INTERFERENTIAL STILL LIFE
Rebirth of the Lippmann Plate
Andrea Salvà
Exhibition curated by Carla Cardinaletti
Taking up Gabriel Lippmann’s interferential color photography, the artist Andrea Salvà applies contemporary scientific knowledge of nanotechnology to a cutting-edge chemical laboratory, where he standardizes the plate-making process, so as to reproduce images with unrivalled fidelity in his highly professional photographic studio.

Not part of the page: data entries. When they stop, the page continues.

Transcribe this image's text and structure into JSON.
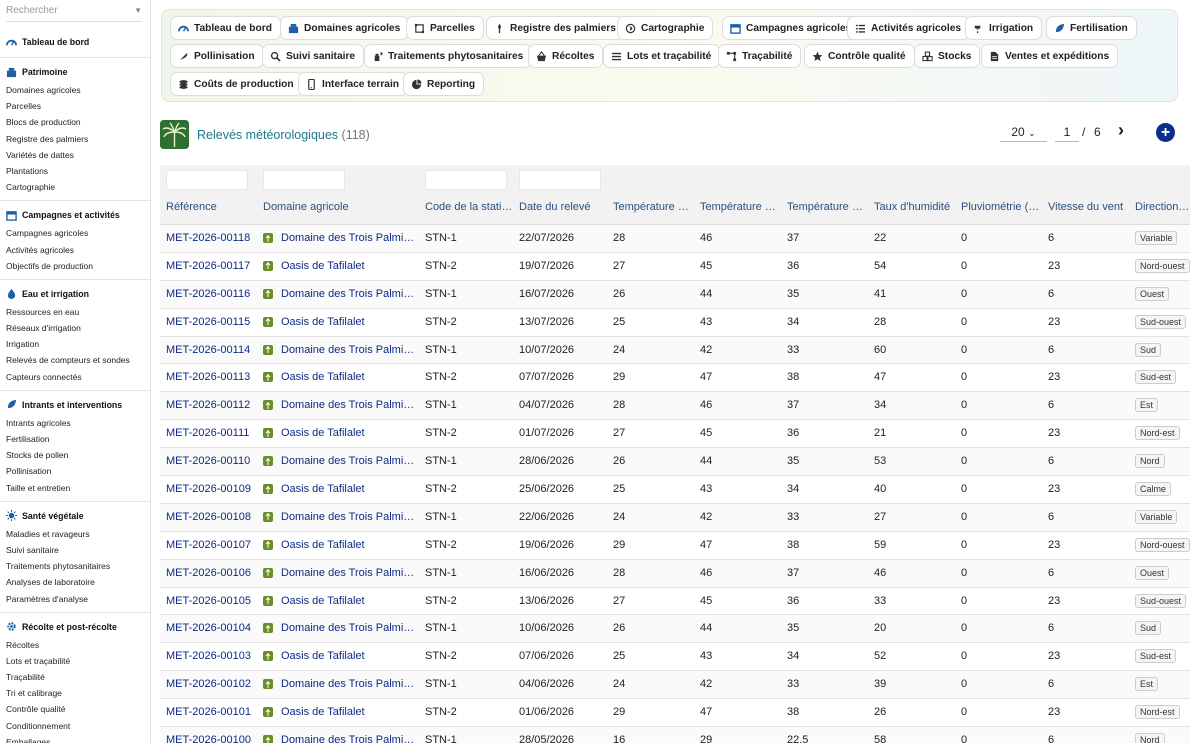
{
  "sidebar": {
    "search_placeholder": "Rechercher",
    "groups": [
      {
        "title": "Tableau de bord",
        "icon": "dashboard-icon",
        "items": []
      },
      {
        "title": "Patrimoine",
        "icon": "building-icon",
        "items": [
          "Domaines agricoles",
          "Parcelles",
          "Blocs de production",
          "Registre des palmiers",
          "Variétés de dattes",
          "Plantations",
          "Cartographie"
        ]
      },
      {
        "title": "Campagnes et activités",
        "icon": "calendar-icon",
        "items": [
          "Campagnes agricoles",
          "Activités agricoles",
          "Objectifs de production"
        ]
      },
      {
        "title": "Eau et irrigation",
        "icon": "water-drop-icon",
        "items": [
          "Ressources en eau",
          "Réseaux d'irrigation",
          "Irrigation",
          "Relevés de compteurs et sondes",
          "Capteurs connectés"
        ]
      },
      {
        "title": "Intrants et interventions",
        "icon": "leaf-icon",
        "items": [
          "Intrants agricoles",
          "Fertilisation",
          "Stocks de pollen",
          "Pollinisation",
          "Taille et entretien"
        ]
      },
      {
        "title": "Santé végétale",
        "icon": "virus-icon",
        "items": [
          "Maladies et ravageurs",
          "Suivi sanitaire",
          "Traitements phytosanitaires",
          "Analyses de laboratoire",
          "Paramètres d'analyse"
        ]
      },
      {
        "title": "Récolte et post-récolte",
        "icon": "gear-icon",
        "items": [
          "Récoltes",
          "Lots et traçabilité",
          "Traçabilité",
          "Tri et calibrage",
          "Contrôle qualité",
          "Conditionnement",
          "Emballages"
        ]
      }
    ]
  },
  "topnav": [
    {
      "label": "Tableau de bord",
      "icon": "dashboard-icon"
    },
    {
      "label": "Domaines agricoles",
      "icon": "building-icon"
    },
    {
      "label": "Parcelles",
      "icon": "parcel-icon"
    },
    {
      "label": "Registre des palmiers",
      "icon": "palm-icon"
    },
    {
      "label": "Cartographie",
      "icon": "globe-icon"
    },
    {
      "label": "Campagnes agricoles",
      "icon": "calendar-icon"
    },
    {
      "label": "Activités agricoles",
      "icon": "list-icon"
    },
    {
      "label": "Irrigation",
      "icon": "faucet-icon"
    },
    {
      "label": "Fertilisation",
      "icon": "leaf-icon"
    },
    {
      "label": "Pollinisation",
      "icon": "feather-icon"
    },
    {
      "label": "Suivi sanitaire",
      "icon": "magnifier-icon"
    },
    {
      "label": "Traitements phytosanitaires",
      "icon": "spray-icon"
    },
    {
      "label": "Récoltes",
      "icon": "basket-icon"
    },
    {
      "label": "Lots et traçabilité",
      "icon": "lines-icon"
    },
    {
      "label": "Traçabilité",
      "icon": "route-icon"
    },
    {
      "label": "Contrôle qualité",
      "icon": "star-icon"
    },
    {
      "label": "Stocks",
      "icon": "boxes-icon"
    },
    {
      "label": "Ventes et expéditions",
      "icon": "document-icon"
    },
    {
      "label": "Coûts de production",
      "icon": "coins-icon"
    },
    {
      "label": "Interface terrain",
      "icon": "phone-icon"
    },
    {
      "label": "Reporting",
      "icon": "pie-icon"
    }
  ],
  "page": {
    "title": "Relevés météorologiques",
    "count": "(118)"
  },
  "pager": {
    "page_size": "20",
    "current_page": "1",
    "separator": "/",
    "total_pages": "6",
    "next": "›",
    "add": "+"
  },
  "table": {
    "columns": [
      "Référence",
      "Domaine agricole",
      "Code de la station",
      "Date du relevé",
      "Température minimale",
      "Température maximale",
      "Température moyenne",
      "Taux d'humidité",
      "Pluviométrie (mm)",
      "Vitesse du vent",
      "Direction du vent"
    ],
    "rows": [
      [
        "MET-2026-00118",
        "Domaine des Trois Palmiers",
        "STN-1",
        "22/07/2026",
        "28",
        "46",
        "37",
        "22",
        "0",
        "6",
        "Variable"
      ],
      [
        "MET-2026-00117",
        "Oasis de Tafilalet",
        "STN-2",
        "19/07/2026",
        "27",
        "45",
        "36",
        "54",
        "0",
        "23",
        "Nord-ouest"
      ],
      [
        "MET-2026-00116",
        "Domaine des Trois Palmiers",
        "STN-1",
        "16/07/2026",
        "26",
        "44",
        "35",
        "41",
        "0",
        "6",
        "Ouest"
      ],
      [
        "MET-2026-00115",
        "Oasis de Tafilalet",
        "STN-2",
        "13/07/2026",
        "25",
        "43",
        "34",
        "28",
        "0",
        "23",
        "Sud-ouest"
      ],
      [
        "MET-2026-00114",
        "Domaine des Trois Palmiers",
        "STN-1",
        "10/07/2026",
        "24",
        "42",
        "33",
        "60",
        "0",
        "6",
        "Sud"
      ],
      [
        "MET-2026-00113",
        "Oasis de Tafilalet",
        "STN-2",
        "07/07/2026",
        "29",
        "47",
        "38",
        "47",
        "0",
        "23",
        "Sud-est"
      ],
      [
        "MET-2026-00112",
        "Domaine des Trois Palmiers",
        "STN-1",
        "04/07/2026",
        "28",
        "46",
        "37",
        "34",
        "0",
        "6",
        "Est"
      ],
      [
        "MET-2026-00111",
        "Oasis de Tafilalet",
        "STN-2",
        "01/07/2026",
        "27",
        "45",
        "36",
        "21",
        "0",
        "23",
        "Nord-est"
      ],
      [
        "MET-2026-00110",
        "Domaine des Trois Palmiers",
        "STN-1",
        "28/06/2026",
        "26",
        "44",
        "35",
        "53",
        "0",
        "6",
        "Nord"
      ],
      [
        "MET-2026-00109",
        "Oasis de Tafilalet",
        "STN-2",
        "25/06/2026",
        "25",
        "43",
        "34",
        "40",
        "0",
        "23",
        "Calme"
      ],
      [
        "MET-2026-00108",
        "Domaine des Trois Palmiers",
        "STN-1",
        "22/06/2026",
        "24",
        "42",
        "33",
        "27",
        "0",
        "6",
        "Variable"
      ],
      [
        "MET-2026-00107",
        "Oasis de Tafilalet",
        "STN-2",
        "19/06/2026",
        "29",
        "47",
        "38",
        "59",
        "0",
        "23",
        "Nord-ouest"
      ],
      [
        "MET-2026-00106",
        "Domaine des Trois Palmiers",
        "STN-1",
        "16/06/2026",
        "28",
        "46",
        "37",
        "46",
        "0",
        "6",
        "Ouest"
      ],
      [
        "MET-2026-00105",
        "Oasis de Tafilalet",
        "STN-2",
        "13/06/2026",
        "27",
        "45",
        "36",
        "33",
        "0",
        "23",
        "Sud-ouest"
      ],
      [
        "MET-2026-00104",
        "Domaine des Trois Palmiers",
        "STN-1",
        "10/06/2026",
        "26",
        "44",
        "35",
        "20",
        "0",
        "6",
        "Sud"
      ],
      [
        "MET-2026-00103",
        "Oasis de Tafilalet",
        "STN-2",
        "07/06/2026",
        "25",
        "43",
        "34",
        "52",
        "0",
        "23",
        "Sud-est"
      ],
      [
        "MET-2026-00102",
        "Domaine des Trois Palmiers",
        "STN-1",
        "04/06/2026",
        "24",
        "42",
        "33",
        "39",
        "0",
        "6",
        "Est"
      ],
      [
        "MET-2026-00101",
        "Oasis de Tafilalet",
        "STN-2",
        "01/06/2026",
        "29",
        "47",
        "38",
        "26",
        "0",
        "23",
        "Nord-est"
      ],
      [
        "MET-2026-00100",
        "Domaine des Trois Palmiers",
        "STN-1",
        "28/05/2026",
        "16",
        "29",
        "22.5",
        "58",
        "0",
        "6",
        "Nord"
      ]
    ]
  }
}
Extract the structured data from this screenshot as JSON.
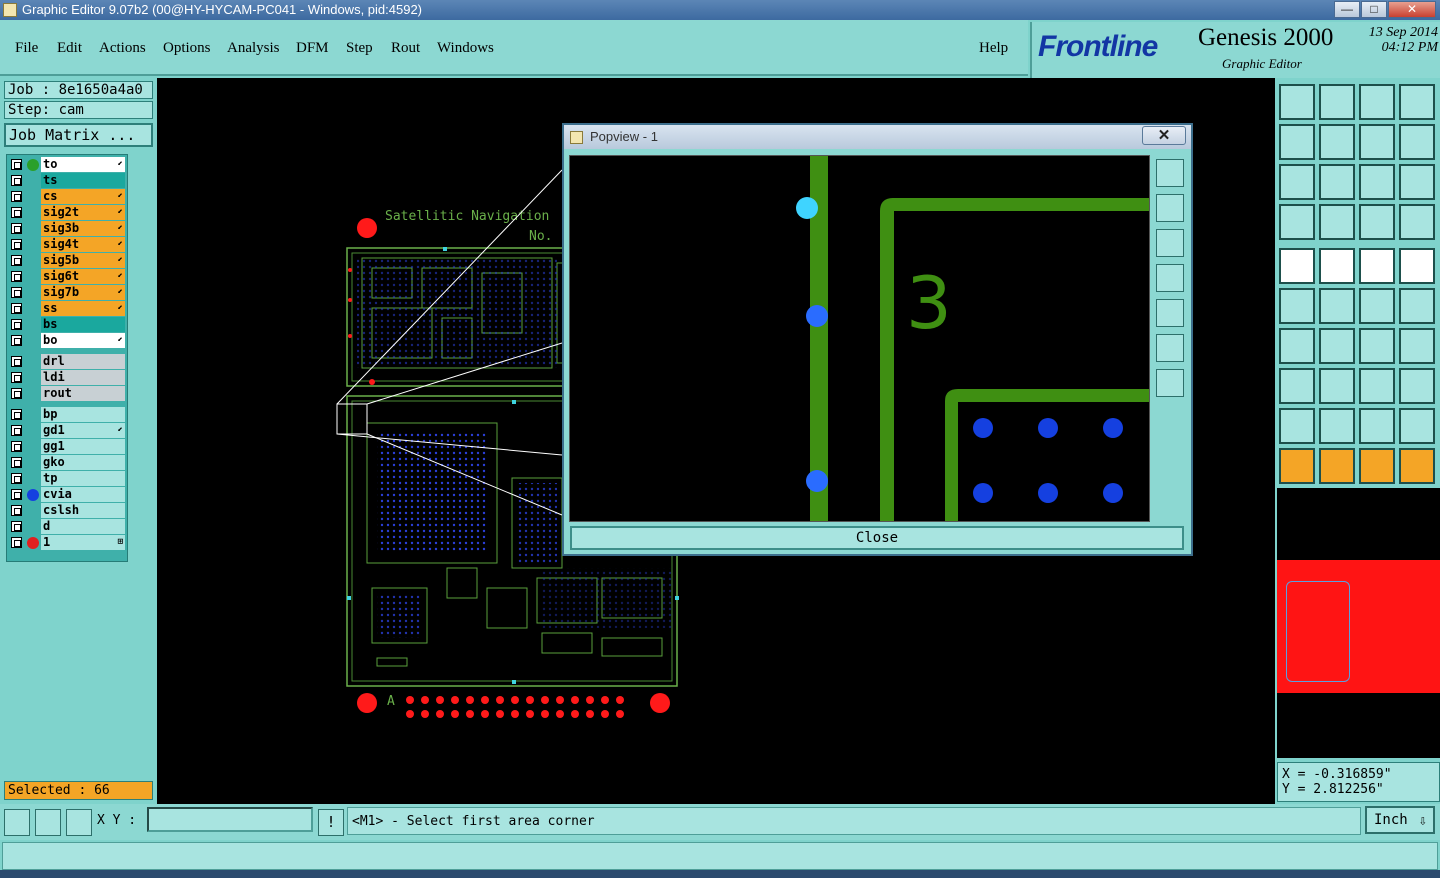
{
  "window": {
    "title": "Graphic Editor 9.07b2 (00@HY-HYCAM-PC041 - Windows, pid:4592)",
    "minimize": "—",
    "maximize": "□",
    "close": "✕"
  },
  "menu": {
    "items": [
      "File",
      "Edit",
      "Actions",
      "Options",
      "Analysis",
      "DFM",
      "Step",
      "Rout",
      "Windows"
    ],
    "help": "Help"
  },
  "brand": {
    "logo": "Frontline",
    "product": "Genesis 2000",
    "subtitle": "Graphic Editor",
    "date": "13 Sep 2014",
    "time": "04:12 PM"
  },
  "job": {
    "job_label": "Job : 8e1650a4a0",
    "step_label": "Step: cam",
    "matrix_button": "Job Matrix ..."
  },
  "layers": [
    {
      "name": "to",
      "color": "#ffffff",
      "dot": "#2aa02a",
      "edit": "⬋"
    },
    {
      "name": "ts",
      "color": "#1aa89e",
      "dot": "",
      "edit": ""
    },
    {
      "name": "cs",
      "color": "#f4a526",
      "dot": "",
      "edit": "⬋"
    },
    {
      "name": "sig2t",
      "color": "#f4a526",
      "dot": "",
      "edit": "⬋"
    },
    {
      "name": "sig3b",
      "color": "#f4a526",
      "dot": "",
      "edit": "⬋"
    },
    {
      "name": "sig4t",
      "color": "#f4a526",
      "dot": "",
      "edit": "⬋"
    },
    {
      "name": "sig5b",
      "color": "#f4a526",
      "dot": "",
      "edit": "⬋"
    },
    {
      "name": "sig6t",
      "color": "#f4a526",
      "dot": "",
      "edit": "⬋"
    },
    {
      "name": "sig7b",
      "color": "#f4a526",
      "dot": "",
      "edit": "⬋"
    },
    {
      "name": "ss",
      "color": "#f4a526",
      "dot": "",
      "edit": "⬋"
    },
    {
      "name": "bs",
      "color": "#1aa89e",
      "dot": "",
      "edit": ""
    },
    {
      "name": "bo",
      "color": "#ffffff",
      "dot": "",
      "edit": "⬋"
    },
    {
      "name": "drl",
      "color": "#c8d0d4",
      "dot": "",
      "edit": ""
    },
    {
      "name": "ldi",
      "color": "#c8d0d4",
      "dot": "",
      "edit": ""
    },
    {
      "name": "rout",
      "color": "#c8d0d4",
      "dot": "",
      "edit": ""
    },
    {
      "name": "bp",
      "color": "#a8e4e0",
      "dot": "",
      "edit": ""
    },
    {
      "name": "gd1",
      "color": "#a8e4e0",
      "dot": "",
      "edit": "⬋"
    },
    {
      "name": "gg1",
      "color": "#a8e4e0",
      "dot": "",
      "edit": ""
    },
    {
      "name": "gko",
      "color": "#a8e4e0",
      "dot": "",
      "edit": ""
    },
    {
      "name": "tp",
      "color": "#a8e4e0",
      "dot": "",
      "edit": ""
    },
    {
      "name": "cvia",
      "color": "#a8e4e0",
      "dot": "#1540e0",
      "edit": ""
    },
    {
      "name": "cslsh",
      "color": "#a8e4e0",
      "dot": "",
      "edit": ""
    },
    {
      "name": "d",
      "color": "#a8e4e0",
      "dot": "",
      "edit": ""
    },
    {
      "name": "1",
      "color": "#a8e4e0",
      "dot": "#e02020",
      "edit": "⊞"
    }
  ],
  "selected": "Selected : 66",
  "board": {
    "title": "Satellitic Navigation",
    "no": "No.",
    "marker": "A"
  },
  "popview": {
    "title": "Popview - 1",
    "close_x": "✕",
    "number": "3",
    "close_button": "Close"
  },
  "coords": {
    "x": "X = -0.316859\"",
    "y": "Y = 2.812256\""
  },
  "toolbar": {
    "xy_label": "X Y :",
    "xy_value": "",
    "alert": "!",
    "prompt": "<M1> - Select first area corner",
    "units": "Inch"
  }
}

The advanced interferential system engineered by the artist between chemistry and physics handles light, reproducing the iridescent phenomenon present in nature in the form of soap bubbles, in seashell nacre, and “blue” butterflies. Being unique pieces that cannot be reproduced, Salvà’s Still Lives draw on the intimacy of our homes, our drawers, our memories: Vivid in their colors, they almost appear three-dimensional thanks to the highly detailed definition. As a counterpoint to the extraordinary technique, the artist’s poetics includes these objects of our everyday life. Using the view camera, which allows total focus, Salvà impresses and then develops fragments telling the stories of our lives.
Therefore, in the solitary vision, we can see a calculator, a book, a vintage camera, and a sequence of commonly used drugs, all of which are portrayed according to the stylistic features of advertising photography. For example, the phenomenology of the image Aulin, which appears and disappears shining, exposes the posology of our everyday life, poised between an extraordinary technique and ordinary subjects. Salvà’s Lippmann plates give the elusive glow of the universe to our household objects.